Thrillerauteur Karin Slaughter: ‘Mocht ik in deze tijd kind geweest zijn, zat ik waarschijnlijk aan de medicatie’

Als kind schreef ze al verhalen waarin haar zussen meer dan eens het slachtoffer werden van een psychopathische gek. Vandaag is ze een van de best verkochte misdaadauteurs ter wereld. Psychologies sprak met queen of crime Karin Slaughter (47), naar aanleiding van haar nieuwe boek, Gespleten. ‘Mocht ik in deze tijd kind geweest zijn, zat ik waarschijnlijk aan de medicatie.’

Tekst Sigyn Elst 

‘Mijn vader gaf me voor elk verhaal een dollar. Hij vond ze ál-tijd grappig, ondanks het feit dat mijn zussen in het verhaal niet zelden zwaar verminkt werden’

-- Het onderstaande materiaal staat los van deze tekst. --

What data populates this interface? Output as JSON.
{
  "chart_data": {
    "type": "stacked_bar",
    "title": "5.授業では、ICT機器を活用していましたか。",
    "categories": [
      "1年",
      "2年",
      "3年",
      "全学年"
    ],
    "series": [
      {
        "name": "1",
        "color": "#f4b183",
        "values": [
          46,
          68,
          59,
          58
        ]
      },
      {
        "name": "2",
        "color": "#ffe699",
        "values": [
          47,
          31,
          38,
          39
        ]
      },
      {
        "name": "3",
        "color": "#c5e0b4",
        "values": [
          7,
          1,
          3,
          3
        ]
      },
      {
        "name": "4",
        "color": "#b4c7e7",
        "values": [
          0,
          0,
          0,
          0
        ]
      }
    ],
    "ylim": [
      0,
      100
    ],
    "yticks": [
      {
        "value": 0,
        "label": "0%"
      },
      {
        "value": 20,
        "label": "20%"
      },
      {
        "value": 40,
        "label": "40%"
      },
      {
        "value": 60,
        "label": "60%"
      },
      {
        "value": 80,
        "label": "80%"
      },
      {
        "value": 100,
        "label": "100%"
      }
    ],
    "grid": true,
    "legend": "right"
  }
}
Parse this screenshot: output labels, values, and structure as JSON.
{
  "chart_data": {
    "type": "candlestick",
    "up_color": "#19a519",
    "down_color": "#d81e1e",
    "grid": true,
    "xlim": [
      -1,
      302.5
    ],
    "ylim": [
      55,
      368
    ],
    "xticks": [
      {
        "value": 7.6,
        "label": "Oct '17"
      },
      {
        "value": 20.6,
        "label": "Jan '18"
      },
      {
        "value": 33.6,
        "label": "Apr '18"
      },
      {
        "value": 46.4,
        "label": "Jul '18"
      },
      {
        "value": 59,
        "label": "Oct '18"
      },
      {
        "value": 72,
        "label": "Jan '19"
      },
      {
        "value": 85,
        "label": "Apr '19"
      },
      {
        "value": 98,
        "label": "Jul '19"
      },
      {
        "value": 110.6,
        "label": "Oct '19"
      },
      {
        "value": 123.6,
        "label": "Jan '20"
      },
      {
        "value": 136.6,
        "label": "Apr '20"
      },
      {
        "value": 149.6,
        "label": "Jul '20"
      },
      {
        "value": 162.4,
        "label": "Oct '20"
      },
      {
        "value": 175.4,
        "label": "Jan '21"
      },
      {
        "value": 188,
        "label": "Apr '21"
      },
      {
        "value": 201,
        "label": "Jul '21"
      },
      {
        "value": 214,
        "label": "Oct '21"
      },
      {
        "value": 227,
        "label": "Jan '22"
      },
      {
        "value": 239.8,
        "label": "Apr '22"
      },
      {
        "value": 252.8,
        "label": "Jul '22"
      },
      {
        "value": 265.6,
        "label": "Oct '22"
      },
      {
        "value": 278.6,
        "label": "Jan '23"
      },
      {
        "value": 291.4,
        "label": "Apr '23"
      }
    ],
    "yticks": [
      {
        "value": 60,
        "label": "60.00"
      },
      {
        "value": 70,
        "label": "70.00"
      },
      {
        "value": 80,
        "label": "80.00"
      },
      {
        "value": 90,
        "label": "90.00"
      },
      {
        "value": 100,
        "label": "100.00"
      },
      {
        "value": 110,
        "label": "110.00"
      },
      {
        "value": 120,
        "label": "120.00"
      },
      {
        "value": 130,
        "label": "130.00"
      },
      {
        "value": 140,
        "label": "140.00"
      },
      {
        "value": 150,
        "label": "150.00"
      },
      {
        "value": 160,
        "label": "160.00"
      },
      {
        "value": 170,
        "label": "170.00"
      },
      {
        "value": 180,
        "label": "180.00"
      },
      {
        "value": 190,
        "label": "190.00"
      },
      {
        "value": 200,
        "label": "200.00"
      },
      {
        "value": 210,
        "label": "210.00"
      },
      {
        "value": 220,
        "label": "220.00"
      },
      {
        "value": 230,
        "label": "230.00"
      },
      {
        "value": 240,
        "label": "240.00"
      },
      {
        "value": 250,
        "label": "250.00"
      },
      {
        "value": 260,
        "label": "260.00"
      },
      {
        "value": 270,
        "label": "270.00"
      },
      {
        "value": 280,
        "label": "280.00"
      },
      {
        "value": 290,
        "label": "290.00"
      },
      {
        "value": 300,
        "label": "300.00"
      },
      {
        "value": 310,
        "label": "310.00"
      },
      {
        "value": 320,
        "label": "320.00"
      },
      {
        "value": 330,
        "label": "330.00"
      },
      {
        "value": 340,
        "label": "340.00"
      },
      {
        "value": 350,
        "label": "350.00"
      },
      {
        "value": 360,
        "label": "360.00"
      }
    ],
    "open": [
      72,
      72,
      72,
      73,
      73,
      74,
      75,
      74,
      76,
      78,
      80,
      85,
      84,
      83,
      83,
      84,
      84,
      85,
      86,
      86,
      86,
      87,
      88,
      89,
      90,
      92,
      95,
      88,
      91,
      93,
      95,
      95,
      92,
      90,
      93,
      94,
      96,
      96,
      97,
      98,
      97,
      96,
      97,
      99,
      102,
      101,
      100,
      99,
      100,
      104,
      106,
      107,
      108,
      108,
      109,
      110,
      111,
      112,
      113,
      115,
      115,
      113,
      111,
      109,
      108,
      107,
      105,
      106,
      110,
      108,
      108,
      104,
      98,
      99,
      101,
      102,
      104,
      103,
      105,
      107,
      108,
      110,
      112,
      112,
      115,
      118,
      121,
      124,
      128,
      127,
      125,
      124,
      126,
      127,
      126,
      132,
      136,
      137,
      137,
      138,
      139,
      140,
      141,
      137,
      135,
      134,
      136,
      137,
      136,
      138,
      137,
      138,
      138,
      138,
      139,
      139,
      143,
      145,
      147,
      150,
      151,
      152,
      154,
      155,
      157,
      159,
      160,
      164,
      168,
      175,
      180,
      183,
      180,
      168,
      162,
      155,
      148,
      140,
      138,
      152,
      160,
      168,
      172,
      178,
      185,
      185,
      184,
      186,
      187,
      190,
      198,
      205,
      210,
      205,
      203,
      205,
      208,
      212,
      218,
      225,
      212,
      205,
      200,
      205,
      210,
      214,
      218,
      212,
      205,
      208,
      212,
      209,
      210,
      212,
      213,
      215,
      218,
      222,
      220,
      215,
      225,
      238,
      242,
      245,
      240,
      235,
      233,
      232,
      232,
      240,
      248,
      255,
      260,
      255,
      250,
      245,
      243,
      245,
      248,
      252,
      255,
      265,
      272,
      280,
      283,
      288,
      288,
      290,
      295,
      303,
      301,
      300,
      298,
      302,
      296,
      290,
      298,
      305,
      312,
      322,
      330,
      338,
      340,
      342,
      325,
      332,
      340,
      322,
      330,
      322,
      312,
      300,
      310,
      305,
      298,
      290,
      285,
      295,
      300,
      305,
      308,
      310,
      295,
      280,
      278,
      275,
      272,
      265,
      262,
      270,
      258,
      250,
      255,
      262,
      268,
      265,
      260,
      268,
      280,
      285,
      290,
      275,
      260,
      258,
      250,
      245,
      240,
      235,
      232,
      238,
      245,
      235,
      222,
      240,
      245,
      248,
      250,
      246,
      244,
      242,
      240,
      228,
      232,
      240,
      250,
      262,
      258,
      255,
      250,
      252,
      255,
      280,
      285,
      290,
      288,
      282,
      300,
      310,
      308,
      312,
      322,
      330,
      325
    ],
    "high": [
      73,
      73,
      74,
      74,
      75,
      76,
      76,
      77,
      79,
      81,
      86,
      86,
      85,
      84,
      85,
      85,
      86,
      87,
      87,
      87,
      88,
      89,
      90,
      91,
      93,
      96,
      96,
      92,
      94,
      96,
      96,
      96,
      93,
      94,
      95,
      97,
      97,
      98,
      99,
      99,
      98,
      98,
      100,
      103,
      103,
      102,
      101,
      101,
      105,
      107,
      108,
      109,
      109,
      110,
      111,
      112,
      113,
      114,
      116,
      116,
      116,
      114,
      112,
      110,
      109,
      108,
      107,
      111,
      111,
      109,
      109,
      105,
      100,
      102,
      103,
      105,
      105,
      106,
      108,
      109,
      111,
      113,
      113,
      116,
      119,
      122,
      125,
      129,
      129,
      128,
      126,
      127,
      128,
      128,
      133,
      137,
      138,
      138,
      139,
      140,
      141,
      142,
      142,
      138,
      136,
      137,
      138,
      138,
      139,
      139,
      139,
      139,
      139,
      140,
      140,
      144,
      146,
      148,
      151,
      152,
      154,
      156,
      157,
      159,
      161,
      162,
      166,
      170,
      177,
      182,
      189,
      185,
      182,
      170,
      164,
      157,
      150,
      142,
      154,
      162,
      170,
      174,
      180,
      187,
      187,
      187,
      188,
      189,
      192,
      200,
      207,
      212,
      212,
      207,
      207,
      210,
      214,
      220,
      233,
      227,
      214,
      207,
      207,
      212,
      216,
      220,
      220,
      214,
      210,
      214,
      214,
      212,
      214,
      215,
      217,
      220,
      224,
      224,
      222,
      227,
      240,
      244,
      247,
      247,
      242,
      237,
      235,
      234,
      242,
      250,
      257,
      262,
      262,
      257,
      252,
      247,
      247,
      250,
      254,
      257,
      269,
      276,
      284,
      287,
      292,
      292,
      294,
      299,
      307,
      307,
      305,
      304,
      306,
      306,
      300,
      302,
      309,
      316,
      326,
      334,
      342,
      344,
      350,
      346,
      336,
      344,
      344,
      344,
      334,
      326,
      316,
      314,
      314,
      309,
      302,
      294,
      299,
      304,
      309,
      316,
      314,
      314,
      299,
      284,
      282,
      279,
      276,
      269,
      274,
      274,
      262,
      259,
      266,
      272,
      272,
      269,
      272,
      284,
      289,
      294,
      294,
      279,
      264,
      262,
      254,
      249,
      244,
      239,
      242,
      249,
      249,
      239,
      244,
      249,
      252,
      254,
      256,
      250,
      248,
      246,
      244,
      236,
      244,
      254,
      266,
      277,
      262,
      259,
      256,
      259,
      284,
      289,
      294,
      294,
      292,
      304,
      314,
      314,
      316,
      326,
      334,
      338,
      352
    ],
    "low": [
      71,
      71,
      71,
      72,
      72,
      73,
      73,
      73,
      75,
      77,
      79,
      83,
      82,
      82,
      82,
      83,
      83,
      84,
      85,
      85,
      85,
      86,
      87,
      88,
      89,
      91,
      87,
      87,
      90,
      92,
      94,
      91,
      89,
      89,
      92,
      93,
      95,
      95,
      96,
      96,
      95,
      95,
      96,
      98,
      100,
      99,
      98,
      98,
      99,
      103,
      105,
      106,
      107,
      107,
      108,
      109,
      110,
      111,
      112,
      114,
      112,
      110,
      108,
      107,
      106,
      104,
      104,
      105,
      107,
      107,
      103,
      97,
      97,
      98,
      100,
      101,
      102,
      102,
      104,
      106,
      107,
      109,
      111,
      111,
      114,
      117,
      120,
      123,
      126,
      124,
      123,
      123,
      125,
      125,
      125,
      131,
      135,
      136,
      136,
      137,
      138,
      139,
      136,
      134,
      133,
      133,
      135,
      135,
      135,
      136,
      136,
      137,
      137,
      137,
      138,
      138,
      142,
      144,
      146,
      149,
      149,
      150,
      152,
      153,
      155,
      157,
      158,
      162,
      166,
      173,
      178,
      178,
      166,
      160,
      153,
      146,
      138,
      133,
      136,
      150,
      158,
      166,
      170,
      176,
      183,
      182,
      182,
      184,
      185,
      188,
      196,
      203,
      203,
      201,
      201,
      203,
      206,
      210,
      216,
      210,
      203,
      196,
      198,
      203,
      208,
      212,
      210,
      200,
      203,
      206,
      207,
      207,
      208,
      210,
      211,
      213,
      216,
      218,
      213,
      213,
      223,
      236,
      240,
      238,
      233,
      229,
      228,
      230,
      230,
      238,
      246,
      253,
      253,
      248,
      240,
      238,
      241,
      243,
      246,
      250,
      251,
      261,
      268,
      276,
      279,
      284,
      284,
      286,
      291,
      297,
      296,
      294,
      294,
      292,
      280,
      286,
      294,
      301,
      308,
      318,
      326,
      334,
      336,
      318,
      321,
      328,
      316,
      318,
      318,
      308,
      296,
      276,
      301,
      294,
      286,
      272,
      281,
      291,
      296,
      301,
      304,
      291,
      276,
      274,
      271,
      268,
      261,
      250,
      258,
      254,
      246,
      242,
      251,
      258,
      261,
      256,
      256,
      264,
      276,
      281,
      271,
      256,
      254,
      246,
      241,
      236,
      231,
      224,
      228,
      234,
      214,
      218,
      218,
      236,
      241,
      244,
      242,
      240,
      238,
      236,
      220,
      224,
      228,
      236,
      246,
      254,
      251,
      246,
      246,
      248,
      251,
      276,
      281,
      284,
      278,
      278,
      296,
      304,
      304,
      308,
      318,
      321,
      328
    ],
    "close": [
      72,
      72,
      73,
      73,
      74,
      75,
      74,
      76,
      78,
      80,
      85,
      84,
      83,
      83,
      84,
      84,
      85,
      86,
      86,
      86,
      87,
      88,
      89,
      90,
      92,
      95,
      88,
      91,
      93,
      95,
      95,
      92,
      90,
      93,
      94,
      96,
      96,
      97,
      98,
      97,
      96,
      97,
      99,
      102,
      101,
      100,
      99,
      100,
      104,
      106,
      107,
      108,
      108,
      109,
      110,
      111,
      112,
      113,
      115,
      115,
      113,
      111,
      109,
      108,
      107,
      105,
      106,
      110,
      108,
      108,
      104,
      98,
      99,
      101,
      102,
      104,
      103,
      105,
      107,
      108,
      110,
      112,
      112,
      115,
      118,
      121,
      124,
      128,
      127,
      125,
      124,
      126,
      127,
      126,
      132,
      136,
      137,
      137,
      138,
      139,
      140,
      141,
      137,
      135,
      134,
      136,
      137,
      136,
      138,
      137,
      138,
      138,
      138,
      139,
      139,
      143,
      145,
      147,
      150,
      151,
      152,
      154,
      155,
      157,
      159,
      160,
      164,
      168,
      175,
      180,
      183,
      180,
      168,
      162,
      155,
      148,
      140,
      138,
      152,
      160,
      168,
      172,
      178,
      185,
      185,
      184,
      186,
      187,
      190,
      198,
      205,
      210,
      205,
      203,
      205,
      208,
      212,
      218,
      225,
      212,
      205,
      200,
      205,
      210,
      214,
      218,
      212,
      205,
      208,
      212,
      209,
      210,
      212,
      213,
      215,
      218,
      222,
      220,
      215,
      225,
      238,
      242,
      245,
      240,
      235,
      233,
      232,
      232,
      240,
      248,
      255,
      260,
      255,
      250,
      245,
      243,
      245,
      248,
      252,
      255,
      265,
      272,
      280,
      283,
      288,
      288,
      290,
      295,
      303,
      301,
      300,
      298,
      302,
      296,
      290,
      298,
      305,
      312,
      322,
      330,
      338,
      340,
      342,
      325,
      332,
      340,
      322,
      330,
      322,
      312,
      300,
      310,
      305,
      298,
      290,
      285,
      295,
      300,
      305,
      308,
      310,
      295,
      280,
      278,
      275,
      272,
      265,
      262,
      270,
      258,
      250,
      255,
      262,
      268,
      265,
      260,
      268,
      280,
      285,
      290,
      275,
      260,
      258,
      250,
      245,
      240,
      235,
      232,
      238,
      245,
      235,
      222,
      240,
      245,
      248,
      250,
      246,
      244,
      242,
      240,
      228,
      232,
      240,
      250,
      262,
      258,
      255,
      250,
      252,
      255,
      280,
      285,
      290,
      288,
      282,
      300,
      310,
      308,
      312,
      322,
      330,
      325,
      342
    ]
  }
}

Wie deze zomer rondkijkt op het strand of aan het zwembad ziet ze zeker: lezers die verdwijnen in een van de boeken van Karin Slaughter, de Amerikaanse queen of crime die bloedstollende pageturners schrijft die die naam ook echt waard zijn. Met haar unieke gave voor details beschrijft ze misdaad – de ene keer al bloediger dan de andere – en de onmiddellijke impact daarvan op het leven van de betrokkenen. Minstens zo belangrijk is de wending die het leven neemt van zij die achterblijven nadien. Hier toont Slaughter zich een rasechte verteller met een bijzonder psychologisch doorzicht in mensen, hun interacties en hun gedragingen.

Slaughter werkt gemiddeld een boek per jaar af, maar minstens evenveel tijd als het schrijven besteedt ze aan research en het contact met haar fans en de pers. Toen ze onlangs een conferentie over misdaad bijwoonde in Lyon, maakte ze daags erna graag een ommetje langs Parijs om er enkele Europese journalisten te ontmoeten. ‘Ik vind dat ik dat verplicht ben’, zegt ze in haar onvervalste, zuiderse accent terwijl ze me binnenlaat in haar hotelkamer in de Rue Saint-Honoré. Ze wandelt me voor op gestreepte kousenvoeten en in een loszittende broek. Als ze zich comfortabel in de zetel nestelt, maakt ze met een kordate knik duidelijk dat ze klaar is voor het gesprek.

In je verhalen leg je vaak de link tussen gebeurtenissen in het verleden en de latere daden van je personages. Is er bij jou een link tussen je kindertijd en het feit dat je koos voor het schrijverschap?

Karin Slaughter: ‘Mijn eerste verhalen schreef ik toen ik nog een kind was. Mijn vader is altijd een heel goeie verteller geweest. Dat kreeg hij zelf mee in zijn jeugd, het was deel van de manier waarop hij opgroeide: in een arm gezin dat het zonder elektriciteit in huis moest stellen. Als entertainment vertelden ze elkaar ‘s avonds verhalen. Dat bleef hij later doen voor zijn eigen kinderen. Toen ik begon te schrijven was dat meestal over mijn twee zusters. Ik vertelde dat ze in de problemen geraakten, een ongeluk kregen of stierven. Ikzelf was altijd de held in het verhaal (lacht). Mijn vader gaf me voor elk verhaal een dollar. Hij vond ze ál-tijd grappig, ondanks het feit dat mijn zussen niet zelden zwaar verminkt werden.’

Kwam hij nooit tussenbeide om dat een andere richting uit te sturen?